John Bartlett studied at the Royal Academy Schools from 1991-4. Bartlett’s painting practice is eclectic. He creates large scale works highlighting historical happenings; notably the Poll tax riots or a memory of a past dwelling or moment. Other works are more cinematic, depicting masked figures in an apocalyptic environment, often fleeing from something in the distance, normally unseen but recognisably referencing the genre of sci-fi or horror.

He is best known to date for his monumental work History Painting 1993-94 which now forms an integral part of the Museum of London’s permanent collection. This contentious work received a great deal of media coverage in Britain over the years primarily because it depicts the 1990 Poll Tax Riots in Trafalgar Square. In 2010 it was reproduced as 9 x 18ft posters on the London Underground as part of a promotional campaign for the Museum of London. In 2017 it featured in the book London in the Company of Painters published by Laurence King.

Other career highlights include a commission for Heathrow Airport and large-scale acquisitions made by the Guildhall Art Gallery and the V&A Museum of Childhood. He also has a selection of his drawings in the collection of the Royal Academy of Arts, and these were included in their survey of 20th Century Works in the exhibition Driven to Draw.

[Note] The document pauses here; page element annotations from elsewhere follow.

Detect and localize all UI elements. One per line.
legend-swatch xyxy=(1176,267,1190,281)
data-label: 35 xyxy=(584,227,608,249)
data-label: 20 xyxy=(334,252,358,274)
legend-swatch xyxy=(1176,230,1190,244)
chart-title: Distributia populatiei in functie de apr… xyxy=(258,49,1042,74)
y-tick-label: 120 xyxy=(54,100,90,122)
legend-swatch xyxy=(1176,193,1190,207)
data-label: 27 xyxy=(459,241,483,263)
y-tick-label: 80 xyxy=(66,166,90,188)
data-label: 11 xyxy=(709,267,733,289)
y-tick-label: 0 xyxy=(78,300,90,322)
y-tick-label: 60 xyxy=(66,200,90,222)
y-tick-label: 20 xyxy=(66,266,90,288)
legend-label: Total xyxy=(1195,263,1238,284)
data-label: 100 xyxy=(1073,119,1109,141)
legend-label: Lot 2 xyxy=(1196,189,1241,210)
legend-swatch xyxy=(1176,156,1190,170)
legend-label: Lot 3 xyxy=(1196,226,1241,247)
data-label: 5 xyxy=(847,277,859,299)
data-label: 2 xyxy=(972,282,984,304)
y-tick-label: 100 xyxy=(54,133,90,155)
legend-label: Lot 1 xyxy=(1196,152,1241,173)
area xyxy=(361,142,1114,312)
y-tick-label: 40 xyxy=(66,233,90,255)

In 2012-13 the Guildhall Art Gallery held a mid-career retrospective of Bartlett featuring over fifty of his paintings and drawings in an exhibition entitled London Sublime.

More recently he was included in the 2022 exhibition New Contemporaries & Modern British Art at the Osborne Samuel Gallery, Mayfair.

In 2023 he returned after a decade to the Guildhall with his large-scale work Cars & Chaos 1995-96 included in the exhibition The Big City.

Notable private collectors include Andrew Wilton – former keeper of the British Collection at the Tate Gallery and Nicholas Penny – former Director of the National Gallery, London.

John Bartlett was born in London in 1960. He lives and works in Folkestone, Kent.